Wed, March 13, 8:00 to 9:30am, Hyatt Regency Miami, Floor: Terrace Level, Gardenia C

Proposal

Globally, university students have often been leaders in fights for social, economic and political change. Recently, students across places as diverse as Zimbabwe and the United Kingdom have pushed back against neoliberal reforms that have led to the commodification of educational services, privatization, increased tuition fees, and bureaucratic management that has made the financing of education increasingly contingent on performance standards (see, e.g. della Porta et al., 2020).

Students have also agitated against authoritarian and repressive regimes. In the past few years, students in Myanmar have been leaders in the civil disobedience movement protesting the military junta. In Iran, widespread student protests have taken place since the October 2021 death of a twenty-two-year-old woman, Mahsa Amini, while in custody of the country’s morality police. Turkey has seen students rise up in support of LGBTQ+ rights, to express their disagreement with government encroachment into university governance, and in favor of more affordable student housing.

Student activism is an important aspect of student learning.

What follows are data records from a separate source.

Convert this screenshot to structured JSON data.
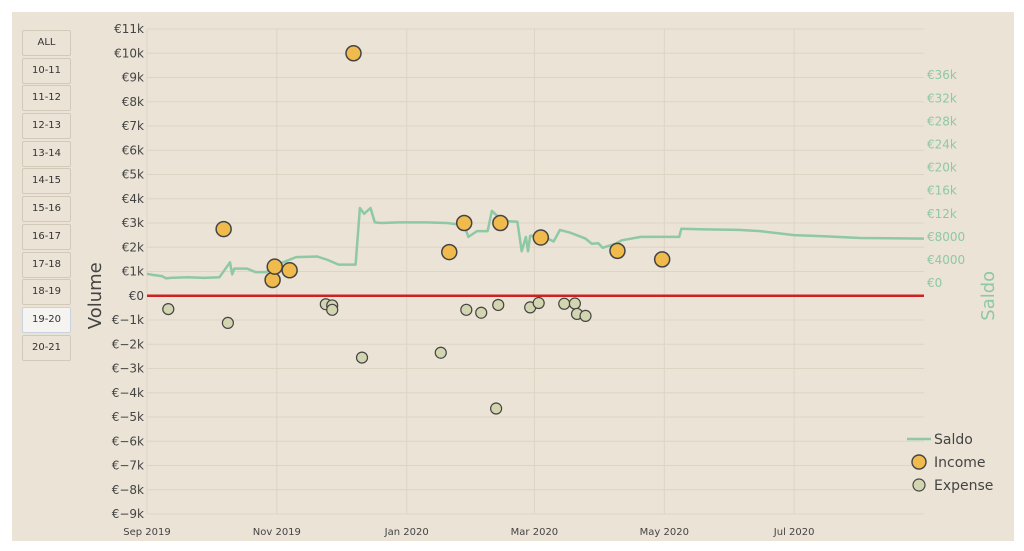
{
  "range_buttons": [
    {
      "label": "ALL",
      "active": false
    },
    {
      "label": "10-11",
      "active": false
    },
    {
      "label": "11-12",
      "active": false
    },
    {
      "label": "12-13",
      "active": false
    },
    {
      "label": "13-14",
      "active": false
    },
    {
      "label": "14-15",
      "active": false
    },
    {
      "label": "15-16",
      "active": false
    },
    {
      "label": "16-17",
      "active": false
    },
    {
      "label": "17-18",
      "active": false
    },
    {
      "label": "18-19",
      "active": false
    },
    {
      "label": "19-20",
      "active": true
    },
    {
      "label": "20-21",
      "active": false
    }
  ],
  "colors": {
    "panel_bg": "#ebe3d6",
    "saldo": "#8ec8a4",
    "income": "#f0bb4c",
    "expense": "#d3d4b0",
    "marker_edge": "#444444",
    "zero_line": "#cc2222",
    "grid": "#ddd4c4"
  },
  "chart_data": {
    "type": "scatter",
    "ylabel": "Volume",
    "y2label": "Saldo",
    "x_range": [
      "2019-09-01",
      "2020-08-31"
    ],
    "ylim": [
      -9000,
      11000
    ],
    "y2lim": [
      -40000,
      44000
    ],
    "x_ticks": [
      {
        "date": "2019-09-01",
        "label": "Sep 2019"
      },
      {
        "date": "2019-11-01",
        "label": "Nov 2019"
      },
      {
        "date": "2020-01-01",
        "label": "Jan 2020"
      },
      {
        "date": "2020-03-01",
        "label": "Mar 2020"
      },
      {
        "date": "2020-05-01",
        "label": "May 2020"
      },
      {
        "date": "2020-07-01",
        "label": "Jul 2020"
      }
    ],
    "y_ticks": [
      {
        "v": 11000,
        "label": "€11k"
      },
      {
        "v": 10000,
        "label": "€10k"
      },
      {
        "v": 9000,
        "label": "€9k"
      },
      {
        "v": 8000,
        "label": "€8k"
      },
      {
        "v": 7000,
        "label": "€7k"
      },
      {
        "v": 6000,
        "label": "€6k"
      },
      {
        "v": 5000,
        "label": "€5k"
      },
      {
        "v": 4000,
        "label": "€4k"
      },
      {
        "v": 3000,
        "label": "€3k"
      },
      {
        "v": 2000,
        "label": "€2k"
      },
      {
        "v": 1000,
        "label": "€1k"
      },
      {
        "v": 0,
        "label": "€0"
      },
      {
        "v": -1000,
        "label": "€−1k"
      },
      {
        "v": -2000,
        "label": "€−2k"
      },
      {
        "v": -3000,
        "label": "€−3k"
      },
      {
        "v": -4000,
        "label": "€−4k"
      },
      {
        "v": -5000,
        "label": "€−5k"
      },
      {
        "v": -6000,
        "label": "€−6k"
      },
      {
        "v": -7000,
        "label": "€−7k"
      },
      {
        "v": -8000,
        "label": "€−8k"
      },
      {
        "v": -9000,
        "label": "€−9k"
      }
    ],
    "y2_ticks": [
      {
        "v": 36000,
        "label": "€36k"
      },
      {
        "v": 32000,
        "label": "€32k"
      },
      {
        "v": 28000,
        "label": "€28k"
      },
      {
        "v": 24000,
        "label": "€24k"
      },
      {
        "v": 20000,
        "label": "€20k"
      },
      {
        "v": 16000,
        "label": "€16k"
      },
      {
        "v": 12000,
        "label": "€12k"
      },
      {
        "v": 8000,
        "label": "€8000"
      },
      {
        "v": 4000,
        "label": "€4000"
      },
      {
        "v": 0,
        "label": "€0"
      }
    ],
    "legend": {
      "position": "bottom-right",
      "items": [
        "Saldo",
        "Income",
        "Expense"
      ]
    },
    "series": [
      {
        "name": "Saldo",
        "type": "line",
        "axis": "y2",
        "points": [
          [
            "2019-09-01",
            1600
          ],
          [
            "2019-09-04",
            1400
          ],
          [
            "2019-09-08",
            1200
          ],
          [
            "2019-09-10",
            800
          ],
          [
            "2019-09-12",
            900
          ],
          [
            "2019-09-20",
            1000
          ],
          [
            "2019-09-28",
            900
          ],
          [
            "2019-10-05",
            1000
          ],
          [
            "2019-10-10",
            3600
          ],
          [
            "2019-10-11",
            1500
          ],
          [
            "2019-10-12",
            2500
          ],
          [
            "2019-10-18",
            2500
          ],
          [
            "2019-10-22",
            1900
          ],
          [
            "2019-10-27",
            1900
          ],
          [
            "2019-10-31",
            3000
          ],
          [
            "2019-11-10",
            4500
          ],
          [
            "2019-11-20",
            4600
          ],
          [
            "2019-11-25",
            4000
          ],
          [
            "2019-11-30",
            3200
          ],
          [
            "2019-12-08",
            3200
          ],
          [
            "2019-12-10",
            13000
          ],
          [
            "2019-12-12",
            12000
          ],
          [
            "2019-12-15",
            13000
          ],
          [
            "2019-12-17",
            10500
          ],
          [
            "2019-12-20",
            10400
          ],
          [
            "2019-12-28",
            10500
          ],
          [
            "2020-01-10",
            10500
          ],
          [
            "2020-01-20",
            10400
          ],
          [
            "2020-01-28",
            10000
          ],
          [
            "2020-01-30",
            8000
          ],
          [
            "2020-02-03",
            9000
          ],
          [
            "2020-02-08",
            9000
          ],
          [
            "2020-02-10",
            12500
          ],
          [
            "2020-02-15",
            10800
          ],
          [
            "2020-02-22",
            10600
          ],
          [
            "2020-02-24",
            5500
          ],
          [
            "2020-02-26",
            8000
          ],
          [
            "2020-02-27",
            5500
          ],
          [
            "2020-02-28",
            8200
          ],
          [
            "2020-03-05",
            8100
          ],
          [
            "2020-03-10",
            7200
          ],
          [
            "2020-03-13",
            9200
          ],
          [
            "2020-03-18",
            8700
          ],
          [
            "2020-03-25",
            7700
          ],
          [
            "2020-03-28",
            6800
          ],
          [
            "2020-03-31",
            6900
          ],
          [
            "2020-04-02",
            6100
          ],
          [
            "2020-04-08",
            6800
          ],
          [
            "2020-04-11",
            7400
          ],
          [
            "2020-04-20",
            8000
          ],
          [
            "2020-05-08",
            8000
          ],
          [
            "2020-05-09",
            9400
          ],
          [
            "2020-05-20",
            9300
          ],
          [
            "2020-06-05",
            9200
          ],
          [
            "2020-06-15",
            9000
          ],
          [
            "2020-07-01",
            8300
          ],
          [
            "2020-07-15",
            8100
          ],
          [
            "2020-08-01",
            7800
          ],
          [
            "2020-08-31",
            7700
          ]
        ]
      },
      {
        "name": "Income",
        "type": "scatter",
        "axis": "y",
        "points": [
          [
            "2019-10-07",
            2750
          ],
          [
            "2019-10-30",
            650
          ],
          [
            "2019-10-31",
            1200
          ],
          [
            "2019-11-07",
            1050
          ],
          [
            "2019-12-07",
            10000
          ],
          [
            "2020-01-21",
            1800
          ],
          [
            "2020-01-28",
            3000
          ],
          [
            "2020-02-14",
            3000
          ],
          [
            "2020-03-04",
            2400
          ],
          [
            "2020-04-09",
            1850
          ],
          [
            "2020-04-30",
            1500
          ]
        ]
      },
      {
        "name": "Expense",
        "type": "scatter",
        "axis": "y",
        "points": [
          [
            "2019-09-11",
            -550
          ],
          [
            "2019-10-09",
            -1120
          ],
          [
            "2019-11-24",
            -350
          ],
          [
            "2019-11-27",
            -400
          ],
          [
            "2019-11-27",
            -580
          ],
          [
            "2019-12-11",
            -2550
          ],
          [
            "2020-01-17",
            -2350
          ],
          [
            "2020-01-29",
            -580
          ],
          [
            "2020-02-05",
            -700
          ],
          [
            "2020-02-12",
            -4650
          ],
          [
            "2020-02-13",
            -380
          ],
          [
            "2020-02-28",
            -480
          ],
          [
            "2020-03-03",
            -300
          ],
          [
            "2020-03-15",
            -330
          ],
          [
            "2020-03-20",
            -320
          ],
          [
            "2020-03-21",
            -750
          ],
          [
            "2020-03-25",
            -830
          ]
        ]
      }
    ]
  }
}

Learning happens both inside and outside of the classroom, and engaging in student activism is an important way for university students to develop skills and gain experience and new perspectives. Some argue that student activism, when it is nonviolent or focuses on volunteerism or service learning, is a form of civic education (Broadhurst and Martin, 2014; Klemenčîč, 2015; Lee, 2018; Klemenčîč, 2020).

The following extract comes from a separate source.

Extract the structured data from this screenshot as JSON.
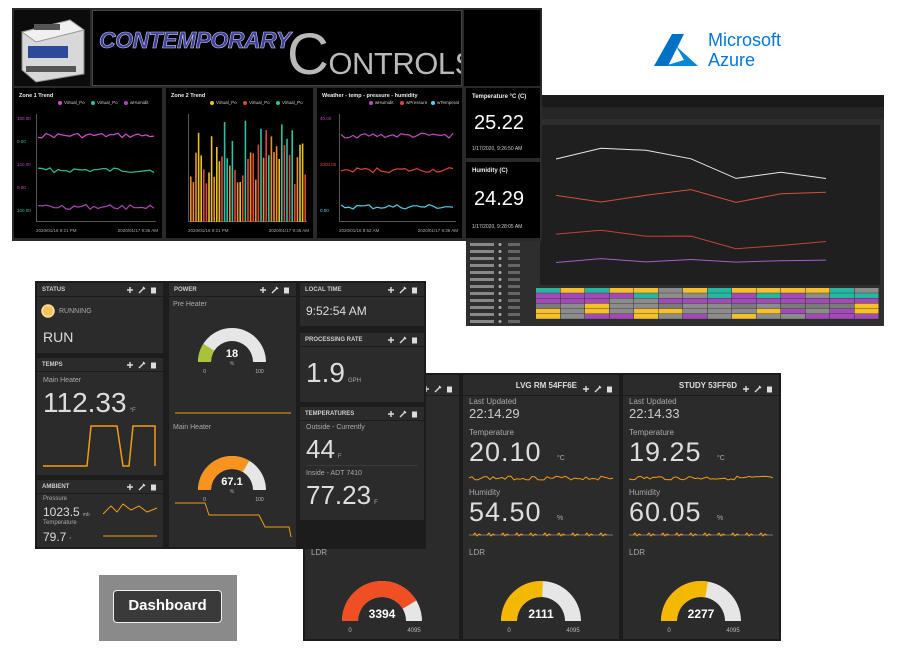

Yet, students’ ability to protest is increasingly constrained in the current global context of rising authoritarianism and increasing illiberal democratic practices (Buyse, 2018; Sajo, 2021). In the past decade, researchers and civil society organizations have expressed concern over increasing restrictions and government intrusion into civic space (Hossain et al., 2018; Roggeband and Krizsan, 2021), including in the form of military coups, government manipulation of law, fraudulent elections, right-wing populism, disinformation, and political polarization (CIVICUS, 2022; V-Dem Institute, 2022).

Research on repression, human rights violations, and attacks on students’ right to education often focuses on individual incidents and physical violence (Boykoff, 2007; Earl, 2011). Yet, physical violence is just the tip of the iceberg. Student activists are often targeted in ways that are more subtle, less visible, and yet pervasive, insidious, and harmful. For instance, government and university authorities may delegitimize students by calling them “terrorists,” “hooligans,” “criminals,” “idiots,” or “perverts;” rhetoric which may serve to justify violence against them. Ruling factions and university administrations may attempt to co-opt students by offering them incentives. Or student activists may be tacitly threatened with a “review” of their academic records and possibly expulsion (Kapit 2023).

This presentation draws on two sources of data to better understand the ways in which student activists are threatened and how students cope with these threats. The first is a series of qualitative interviews conducted with student activists living across the globe. The second is the 2023 Free to Think report, published by Scholars at Risk, examining threats to academic freedom and student free expression globally.